Segue abaixo um modelo de recurso para os casos de erros materiais
cometidos pela banca corretora. Lembro que se trata de um modelo utilizado em
um recurso referente a um exame passado. Portanto, não se aplica ao atual
exame. É importante ressaltar, também, que, em relação aos erros materiais, o
recurso é bem pessoal, pois cada candidato tem sua própria peculiaridade. De
qualquer forma, espero que o modelo passado abaixo seja de grande valia aos
alunos, já que dá um norte de como proceder em relação aos erros materiais
cometidos pela banca.
Peça
O corretor cometeu vários equívocos. Nas linhas 41/54, a candidata desenvolveu
a tese de incompetência da justiça estadual para julgamento da ação penal,
trazendo o fundamento constitucional que sustentaria esta tese e os elementos
fáticos demonstrativos da incompetência argüida. Deste modo, tendo em vista
que a recorrente não teve nenhuma nota atribuída por este quesito, a pontuação
deve ser revista, de modo a se atribuir pela tese desenvolvida, no mínimo, a nota
parcial. Nas linhas 57/71, a recorrente trouxe os elementos probatórios
indicadores da não ocorrência do crime previsto no artigo 239, parágrafo
único, da Lei 8.069/90. Considerou-se como tese correta a atipicidade da
conduta pela ausência de dolo. Contudo, com o devido respeito, de acordo com o
que foi exposto, é notória a falta de prova da configuração do tipo objetivo.
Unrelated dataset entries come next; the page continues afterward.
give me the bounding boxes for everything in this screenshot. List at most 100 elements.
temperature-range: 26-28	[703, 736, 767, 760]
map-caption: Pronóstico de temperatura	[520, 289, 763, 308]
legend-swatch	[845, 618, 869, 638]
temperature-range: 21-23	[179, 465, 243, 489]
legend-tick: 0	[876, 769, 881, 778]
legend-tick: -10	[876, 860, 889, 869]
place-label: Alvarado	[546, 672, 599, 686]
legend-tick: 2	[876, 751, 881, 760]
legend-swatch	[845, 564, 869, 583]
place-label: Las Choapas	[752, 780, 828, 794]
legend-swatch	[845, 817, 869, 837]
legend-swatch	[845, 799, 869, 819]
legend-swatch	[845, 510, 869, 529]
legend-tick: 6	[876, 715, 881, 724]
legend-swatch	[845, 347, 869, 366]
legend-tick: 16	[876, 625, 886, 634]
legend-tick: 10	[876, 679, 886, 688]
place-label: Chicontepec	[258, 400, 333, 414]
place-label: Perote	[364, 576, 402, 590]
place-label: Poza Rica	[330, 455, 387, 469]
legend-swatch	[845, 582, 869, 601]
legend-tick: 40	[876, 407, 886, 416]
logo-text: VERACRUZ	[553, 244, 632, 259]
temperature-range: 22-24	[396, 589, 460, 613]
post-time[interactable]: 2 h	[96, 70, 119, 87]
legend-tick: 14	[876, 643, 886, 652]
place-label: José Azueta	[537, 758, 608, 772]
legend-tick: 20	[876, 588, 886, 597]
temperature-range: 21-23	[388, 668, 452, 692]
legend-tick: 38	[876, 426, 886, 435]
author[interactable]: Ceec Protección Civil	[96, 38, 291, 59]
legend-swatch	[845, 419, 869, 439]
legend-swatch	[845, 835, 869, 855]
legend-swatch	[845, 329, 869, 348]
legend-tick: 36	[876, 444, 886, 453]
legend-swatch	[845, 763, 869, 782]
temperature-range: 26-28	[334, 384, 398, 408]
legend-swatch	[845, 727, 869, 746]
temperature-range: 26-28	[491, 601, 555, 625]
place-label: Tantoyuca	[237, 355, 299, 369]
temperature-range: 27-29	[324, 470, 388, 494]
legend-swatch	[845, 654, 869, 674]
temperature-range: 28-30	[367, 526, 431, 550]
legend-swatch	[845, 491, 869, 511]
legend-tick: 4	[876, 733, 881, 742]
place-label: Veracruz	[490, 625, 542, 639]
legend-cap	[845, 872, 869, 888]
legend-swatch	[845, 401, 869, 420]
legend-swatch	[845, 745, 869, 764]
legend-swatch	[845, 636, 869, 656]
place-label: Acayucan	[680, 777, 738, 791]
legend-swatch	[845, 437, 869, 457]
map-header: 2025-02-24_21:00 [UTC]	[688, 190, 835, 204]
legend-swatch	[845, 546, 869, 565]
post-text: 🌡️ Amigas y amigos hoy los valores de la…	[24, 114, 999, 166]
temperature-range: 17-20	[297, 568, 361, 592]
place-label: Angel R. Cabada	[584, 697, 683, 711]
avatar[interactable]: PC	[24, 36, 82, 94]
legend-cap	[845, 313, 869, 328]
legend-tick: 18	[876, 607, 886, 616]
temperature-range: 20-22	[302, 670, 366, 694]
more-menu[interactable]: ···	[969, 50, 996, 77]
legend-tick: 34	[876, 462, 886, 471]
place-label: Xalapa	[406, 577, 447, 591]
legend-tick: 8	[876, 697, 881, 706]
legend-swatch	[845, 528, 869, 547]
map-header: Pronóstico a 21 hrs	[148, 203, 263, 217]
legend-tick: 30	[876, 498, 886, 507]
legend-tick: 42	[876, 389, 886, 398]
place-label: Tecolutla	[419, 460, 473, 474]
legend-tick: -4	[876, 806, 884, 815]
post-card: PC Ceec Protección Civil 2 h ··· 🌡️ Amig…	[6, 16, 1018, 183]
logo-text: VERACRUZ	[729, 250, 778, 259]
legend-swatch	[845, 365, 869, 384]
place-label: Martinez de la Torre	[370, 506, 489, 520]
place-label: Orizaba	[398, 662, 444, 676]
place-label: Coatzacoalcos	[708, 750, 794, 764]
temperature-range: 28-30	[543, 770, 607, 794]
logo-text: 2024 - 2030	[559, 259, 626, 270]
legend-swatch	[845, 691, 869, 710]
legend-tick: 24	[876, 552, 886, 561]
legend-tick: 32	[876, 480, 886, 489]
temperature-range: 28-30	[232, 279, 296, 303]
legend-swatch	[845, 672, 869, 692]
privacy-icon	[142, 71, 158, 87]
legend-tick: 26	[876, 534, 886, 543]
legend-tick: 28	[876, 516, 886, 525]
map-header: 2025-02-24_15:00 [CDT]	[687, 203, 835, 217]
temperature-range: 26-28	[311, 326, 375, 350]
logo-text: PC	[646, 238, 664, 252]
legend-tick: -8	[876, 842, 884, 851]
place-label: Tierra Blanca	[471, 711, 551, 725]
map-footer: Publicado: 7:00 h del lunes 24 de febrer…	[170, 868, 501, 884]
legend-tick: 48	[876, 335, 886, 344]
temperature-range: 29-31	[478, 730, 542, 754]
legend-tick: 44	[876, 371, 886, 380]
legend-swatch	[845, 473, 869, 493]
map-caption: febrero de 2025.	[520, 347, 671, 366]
Logo, se ausente o tipo objetivo, torna-se desnecessário fazer qualquer espécie de
análise do tipo subjetivo. Portanto, a candidata merece atribuição, no mínimo, de
nota parcial neste quesito. Nas linhas 73/84, a recorrente desenvolveu a tese de
ausência de justa causa. Note-se que a tese foi desenvolvida fazendo ligação
com os aspectos fáticos trazidos pelo enunciado que indicariam a falta de lastro
probatório mínimo capaz de sustentar a acusação penal em juízo. Neste
contexto, deve haver reforma da pontuação no sentido de se atribuir à recorrente,
no mínimo, a nota parcial prevista no quesito.
Questão 3
A recorrente deve ter sua nota revista, porque expressamente consignou em sua
resposta que “não foi o disparo da arma que contribui para o evento
morte”(linhas 12/17) e citou o artigo 13, caput, do Código Penal. Como se vê,
ainda que parcialmente, a recorrente apresentou resposta de acordo com o
gabarito oficial. Por conseqüência, não se justifica a atribuição de nota zero pela
resposta apresentada. A reforma é medida que se impõe.
Questão 4
No gabarito comentado, exigia-se que o candidato, em sua resposta, trouxesse o
disposto no artigo 20, §3º, do Código Penal. Nas linhas 1/3, a recorrente tratou
do erro sobre a pessoa, previsto no artigo 20, §3º, do CP. Além disso, nas linhas
8/10 a candidata consignou expressamente que nesta espécie de erro, não são
consideradas as características das vítimas, mas sim da pessoa que, com a
conduta, se pretendia atingir. A nota, portanto, deve ser reformada, de modo a ser
atribuída, no mínimo, a nota parcial prevista pela questão.
Questão 5
Na parte concernente ao fundamento jurídico apresentado, percebe-se que a
candidata, nas linhas 4/15, apresentou a motivação concernente ao exigido no
gabarito. Afinal, se a recorrente sustentou na resposta que o magistrado terá que
observar a inconstitucionalidade da proibição da progressão de regime contida na
Lei 8.072/1990, ficou claro que está contido na resposta que não se aplica à
progressão de regime narrada no enunciado os dispositivos contidos na Lei
11.464/2007. Assim, diante de tudo o que foi exposto, a nota pela questão deve
ser reformada, de modo a ser atribuída à recorrente a pontuação integral.